As Jack said though, as long as you enjoy the sound, that is what really matters...


----------



## ajinfla (May 10, 2009)

Hi Shanty,

You'll have to forgive me, like Fred Sanford said, I'm a big dummy. Maybe the biggest on the site.
So I'm having difficulty figuring out what your difficulty is, much less question(s)?
My search of "HK 3700" yielded this http://www.harmankardon.com/estore/hk/us/products/HK-3700/HK%203700_HK_US?skuId=HK3700AM_HK_US&searchMode=regularProductOnly...which appears to be a brand spanking new *stereo* receiver (Availability: Pre-order and expected to ship on 03/13/2014 :scratch.
You mention center channels and lots of other stuff. What am I missing here? It there another "H/K 3700" somewhere, or...

cheers


----------



## Savjac (Apr 17, 2008)

Shanty said:


> Wow, not heard of it, really worse. .


My mistake Shanty, I have indeed Heard OF all the equipment you mention, especially the HK processor, my statement was to show my ignorance as to having heard the electronics and the speakers playing TOGETHER, that....I have no experience with.

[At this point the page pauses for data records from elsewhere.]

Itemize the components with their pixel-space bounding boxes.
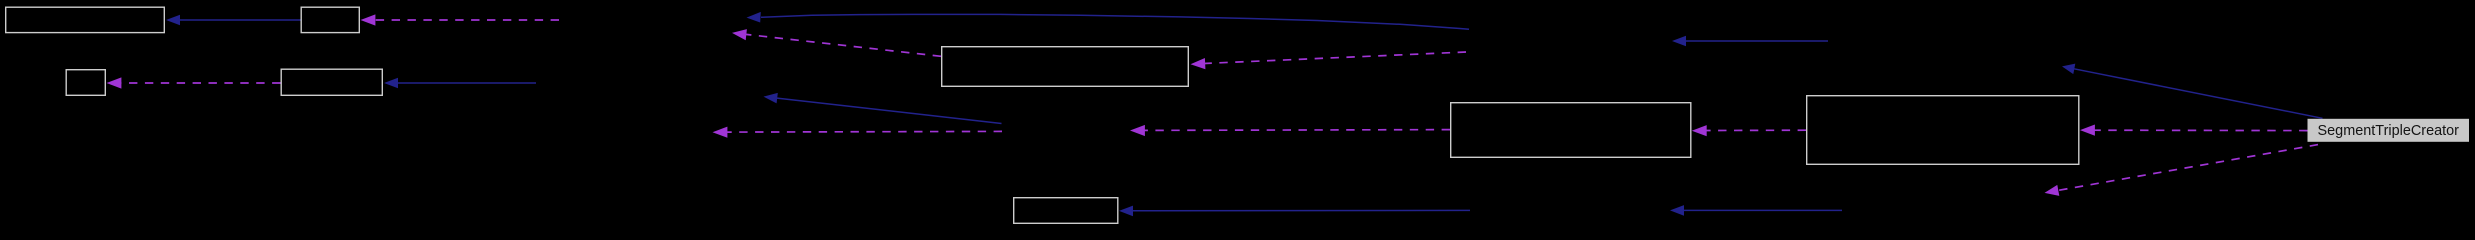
node box B4 [281, 69, 382, 95]
inheritance arrow E5 (into B6) [1119, 206, 1470, 217]
inheritance arrow E8 (from B9 top-left, diagonal up-left) [2062, 64, 2323, 119]
usage arrow M6 (B7 to floating tip at x=1130) [1130, 125, 1450, 136]
node box B3 [66, 70, 105, 96]
current node B9: SegmentTripleCreator (filled label box) [2308, 119, 2470, 142]
usage arrow M5 (floating, middle, truncated at x=1002) [713, 127, 1003, 138]
usage arrow M4 (into B5 right, truncated at x=1466) [1191, 52, 1467, 69]
node box B2 [301, 7, 359, 32]
usage arrow M9 (from B9 bottom-left, diagonal down-left) [2045, 145, 2319, 196]
usage arrow M3 (from B5 left, diagonal up-left) [732, 29, 941, 56]
node box B5 (center) [942, 47, 1189, 87]
usage arrow M8 (B9 to B8) [2080, 125, 2308, 136]
node box B1 (top-left) [6, 7, 165, 32]
node box B7 [1451, 103, 1691, 158]
node box B6 (bottom center) [1014, 198, 1118, 224]
usage arrow M7 (B8 to B7) [1692, 125, 1806, 136]
svg-text:SegmentTripleCreator: SegmentTripleCreator [2318, 123, 2460, 139]
inheritance arrow E4 (diagonal, truncated at x=1001) [764, 93, 1002, 124]
node box B8 [1807, 96, 2079, 165]
inheritance arrow E3 (long curve, truncated at x=1469) [747, 12, 1470, 29]
usage arrow M2 (B4 to B3) [107, 77, 281, 88]
inheritance arrow E7 (floating, top right) [1672, 36, 1828, 47]
inheritance arrow E6 (floating, bottom right) [1670, 205, 1842, 216]
inheritance arrow E2 (into B4, truncated right) [384, 78, 536, 89]
inheritance arrow E1 (B2 to B1) [166, 15, 301, 26]
usage arrow M1 (into B2, truncated right) [361, 14, 560, 25]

More often that not, when you put good equipment together you will get good sound. One day you may wish to improve on it, but good sound is still good sound.

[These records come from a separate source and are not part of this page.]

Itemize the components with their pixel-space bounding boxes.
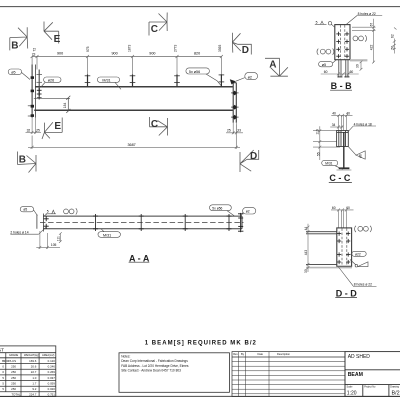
left plate weld blobs [31,76,34,117]
svg-text:B: B [11,40,18,51]
B-B weld circles left [317,49,334,55]
svg-text:4 holes ø 18: 4 holes ø 18 [354,122,372,126]
svg-text:AD SHED: AD SHED [348,354,371,360]
D-D plate rect [337,228,352,266]
svg-text:WEIGHT(kg): WEIGHT(kg) [24,353,39,357]
marker D mid [240,150,259,172]
A-A callout ø2 [241,208,256,217]
svg-text:72: 72 [33,48,37,52]
svg-text:B: B [2,359,4,363]
A-A weld circles symbol [64,208,78,214]
marker D top [232,33,251,55]
svg-text:Description: Description [277,352,291,356]
A-A right end bolt line [240,213,242,232]
B-B weld flag top-left [315,21,335,27]
svg-text:300PLUS: 300PLUS [4,359,16,363]
A-A callout ø5 [20,207,37,216]
svg-text:ø2: ø2 [246,210,250,214]
svg-text:32: 32 [27,128,31,132]
svg-text:C: C [151,119,158,130]
svg-text:169.6: 169.6 [29,359,37,363]
extension verticals from dim line [31,57,33,65]
svg-text:Site Contact - Andrew Dean 045: Site Contact - Andrew Dean 0457 710 803 [121,369,181,373]
svg-text:Date: Date [258,352,264,356]
C-C bottom flange [339,167,350,169]
fin plate bottom line [34,97,70,99]
callout oval 5x ø56 [186,68,221,86]
svg-text:900: 900 [149,52,155,56]
svg-text:250: 250 [11,365,16,369]
D-D weld circles top right [355,226,372,232]
svg-text:ø5: ø5 [11,71,15,75]
dim 32/25 bottom left [26,118,42,134]
svg-text:B/2: B/2 [392,391,400,397]
svg-text:2773: 2773 [174,44,178,52]
callout oval ø2 (right) [236,73,258,82]
marker A [265,58,288,76]
svg-text:Drawing: Drawing [390,385,399,388]
B-B hidden beam lines [340,25,344,60]
svg-text:A - A: A - A [129,253,150,263]
svg-text:5x ø56: 5x ø56 [189,70,200,74]
svg-text:D: D [242,45,249,56]
dim ticks [31,55,34,58]
C-C left dim chain [313,126,340,160]
D-D beam flange lines left [306,232,337,265]
C-C cleat assembly [337,131,349,147]
B-B end plate rect [335,25,350,60]
svg-text:1.7: 1.7 [32,382,36,386]
svg-text:250: 250 [11,387,16,391]
B-B grey bar [350,59,367,61]
A-A callout M/31 [98,229,120,238]
beam top flange [35,86,232,88]
svg-text:110: 110 [316,129,320,134]
svg-text:Scale: Scale [347,385,354,388]
svg-text:1:20: 1:20 [347,390,357,396]
B-B bolts (8) [336,32,349,59]
svg-text:ø5: ø5 [23,208,27,212]
C-C oval M/31 [322,160,343,169]
svg-text:443: 443 [304,250,308,256]
svg-text:1 BEAM[S] REQUIRED MK B/2: 1 BEAM[S] REQUIRED MK B/2 [145,340,257,346]
svg-text:ø22: ø22 [355,252,361,256]
svg-text:25: 25 [36,128,40,132]
B-B 30 dim [360,61,363,71]
svg-text:Notes:: Notes: [121,355,130,359]
svg-text:A: A [269,60,276,71]
A-A left bolts [44,216,49,228]
svg-text:TOTAL: TOTAL [11,392,20,396]
left end plate line 2 [34,65,36,118]
svg-text:0.037: 0.037 [48,376,56,380]
D-D bolts (8) [337,232,350,265]
svg-text:60: 60 [350,70,354,74]
svg-text:ø26: ø26 [48,79,54,83]
svg-text:1.0: 1.0 [32,376,36,380]
svg-text:820: 820 [194,52,200,56]
marker B top-left [10,27,28,50]
svg-text:C - C: C - C [329,173,350,183]
svg-text:60: 60 [324,70,328,74]
col1 fragments [2,359,4,391]
svg-text:E: E [54,34,61,45]
marker C top [149,13,167,36]
svg-text:M/31: M/31 [103,233,111,237]
svg-text:E: E [54,121,61,132]
svg-text:20.6: 20.6 [31,365,37,369]
right end plate [233,83,236,123]
B-B dim 60 60 [321,73,359,76]
svg-text:111: 111 [57,236,61,241]
svg-text:B: B [19,154,26,165]
C-C web [343,132,345,167]
svg-text:22.7: 22.7 [31,370,37,374]
A-A beam top edge [43,215,242,217]
marker C mid [150,117,168,136]
callout oval ø26 [41,77,62,88]
svg-text:250: 250 [11,376,16,380]
A-A weld flag 5 [44,210,56,216]
svg-text:0.246: 0.246 [48,365,56,369]
svg-text:250: 250 [11,382,16,386]
left plate weld ticks [28,105,31,107]
stiffener bolt symbols on top flange [88,74,222,86]
beam bottom flange [34,109,233,111]
svg-text:30: 30 [355,64,359,68]
svg-text:184: 184 [63,103,67,109]
svg-text:900: 900 [112,52,118,56]
D-D left dim chain [307,224,310,272]
B-B weld circles right [353,35,367,41]
svg-text:0.751: 0.751 [48,392,56,396]
svg-text:Rev: Rev [233,352,238,356]
B-B right dim chain [352,19,376,64]
svg-text:3593: 3593 [218,44,222,52]
page top border [0,6,400,8]
svg-text:M/31: M/31 [102,79,110,83]
svg-text:900: 900 [57,52,63,56]
material table headers [9,353,55,357]
D-D weld triangle [350,260,368,268]
svg-text:ST: ST [0,347,4,352]
svg-text:105: 105 [51,243,57,247]
svg-text:224.7: 224.7 [29,392,37,396]
svg-text:Dean Corp International - Fabr: Dean Corp International - Fabrication Dr… [121,359,188,363]
svg-text:9.2: 9.2 [32,387,36,391]
C-C dim 34 [330,126,343,129]
svg-text:422: 422 [369,45,373,51]
svg-text:ø5: ø5 [322,63,326,67]
svg-text:44: 44 [304,227,308,231]
D-D oval ø22 [348,251,366,256]
svg-text:D - D: D - D [336,288,357,298]
right plate bolts [232,91,237,120]
svg-text:0.269: 0.269 [48,370,56,374]
A-A callout 5x ø56 [210,205,235,216]
page bottom border [0,395,400,397]
svg-text:60: 60 [346,206,350,210]
marker E mid [42,118,62,140]
svg-text:5x ø56: 5x ø56 [212,206,222,210]
svg-text:40: 40 [332,111,336,115]
svg-text:0.059: 0.059 [48,382,56,386]
svg-text:BEAM: BEAM [348,372,363,378]
D-D hidden beam lines [342,228,347,266]
A-A beam bottom edge [43,228,242,230]
svg-text:1873: 1873 [128,44,132,52]
B-B below-plate web lines [339,60,348,78]
A-A dim 105 [36,231,60,249]
svg-text:30: 30 [304,269,308,273]
callout oval M/31 [97,77,121,89]
C-C top dim 40 40 [331,114,352,131]
svg-text:FAB Address - Lot 2/20 Hermita: FAB Address - Lot 2/20 Hermitage Drive, … [121,364,189,368]
svg-text:62: 62 [390,34,394,38]
left bolt ticks above flange [37,74,43,76]
A-A left end plate [36,214,38,228]
svg-text:ø6: ø6 [359,154,363,158]
svg-text:975: 975 [86,46,90,52]
svg-text:250: 250 [11,370,16,374]
svg-text:0.120: 0.120 [48,359,56,363]
material table data [4,359,56,397]
dim 25/33 bottom right [226,123,243,135]
svg-text:Project No: Project No [364,385,376,388]
svg-text:ø2: ø2 [248,75,252,79]
svg-text:60: 60 [332,206,336,210]
svg-text:8 holes ø 22: 8 holes ø 22 [354,283,372,287]
svg-text:67: 67 [369,23,373,27]
svg-text:AREA(m2): AREA(m2) [42,353,55,357]
svg-text:33: 33 [237,129,241,133]
marker B bottom-left [18,152,37,173]
svg-text:50: 50 [390,46,394,50]
B-B oval ø5 [319,60,337,67]
A-A right end line [241,216,243,229]
184 vertical dimension [67,98,69,111]
svg-text:55: 55 [316,152,320,156]
A-A centerline dashed [40,221,244,223]
svg-text:0.020: 0.020 [48,387,56,391]
svg-text:GRADE: GRADE [9,353,18,357]
overall dimension 3687 [28,125,240,149]
svg-text:B - B: B - B [331,81,352,91]
A-A dim 111 vertical [59,232,62,243]
C-C weld triangle right [349,147,366,159]
A-A bolt stiffener lines [96,214,230,231]
svg-text:M/31: M/31 [325,162,332,166]
callout oval ø5 (left) [8,69,30,80]
svg-text:5: 5 [316,21,318,25]
svg-text:D: D [250,151,257,162]
svg-text:5: 5 [47,210,49,214]
left end plate line 1 [31,65,33,118]
svg-text:3687: 3687 [128,143,136,147]
svg-text:73: 73 [32,52,36,56]
svg-text:C: C [151,24,158,35]
svg-text:40: 40 [346,111,350,115]
top running dimension line [31,55,223,75]
svg-text:2 holes ø 14: 2 holes ø 14 [10,230,28,234]
svg-text:25: 25 [227,129,231,133]
left bolt crosses below flange [37,88,42,98]
left bolt line [38,70,40,100]
svg-text:34: 34 [332,123,336,127]
marker E top [44,22,59,44]
D-D top dim 60 60 [331,208,354,228]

Now to the next part that AJ mentioned, you do ??? realize this is a stereo receiver, not a home theater receiver in that it is made for Two (2) playback and will not have center or surrounds or HDMI inputs ??? AJ is also correct in that it is not yet released.
Might you have something different in mind and posted the wrong number ? If not you may wish to return the Stereo HK Receiver for a HD surround sound processor receiver.


----------



## nova (Apr 30, 2006)

Jack, AJ,
Yes, you are missing something. Harmon Kardon AVR 3700 is a 7.2 channel home theater receiver.

Shanty,
What you've put together certainly looks like a pretty nice set-up. I have not heard those speakers either but they are pretty efficient and paired with that HK receiver, I would expect your system to perform pretty well.


----------



## Savjac (Apr 17, 2008)

Thank You Nova, when I typed in HK 3700 it came up with a 2 channel receiver. My apologies :dontknow:


----------



## ajinfla (May 10, 2009)

Thanks Mark, makes sense now.
Shanty, I don't see anything to be concerned with, looks like you've assembled a nice little system there.
Unless you hear something terribly amiss, don't worry about how popular an item is. There are too many great choices out there. I have two HK AVRs, one from around '04 and the other '07 iirc. Both still going strong. Nary an issue. My current AVR is a Yamaha, but I know of no reason to be concerned about the HK you have.

cheers


----------



## Tweaked05 (Sep 19, 2012)

It can be confusing, but there is indeed a difference between the HK AVR 3700 and the HK 3700. Imo, they should have picked a different nomenclature for the stereo receiver.


----------



## Shanty (Jan 23, 2014)

Thank you all, when he said that, I knew I forgot the AVR nomenclature. Yes, while I wish I had stayed up on everything, as I had Nakamichi stuff in the early 80s, surely remember, all those little tool settings. Then remember where you put the bag of tops

Yes, it is indeed this one.
http://www.harmankardon.com/estore/...=AVR 3700_HK_US&searchMode=regularProductOnly

Man, even apologies, what an awesome place. I know, (wife will kill me but slid about 8K in my paypal account, as I am sure, as most of you have, change out parts, as in I do not have the stuff before the receiver, all those pre-amps and amps I have to so catch up on. No doubt, only here shall I look, search and ask!


----------



## Shanty (Jan 23, 2014)

I was just thinking of this as well as a past business owner of a few eCommerce before recent retirement. They are either trying to play off something, semi sinister or just a bad choice. Maybe it will changed to 3600 or something. I think it was definite down intentionally, for what reason, I have no clue.


----------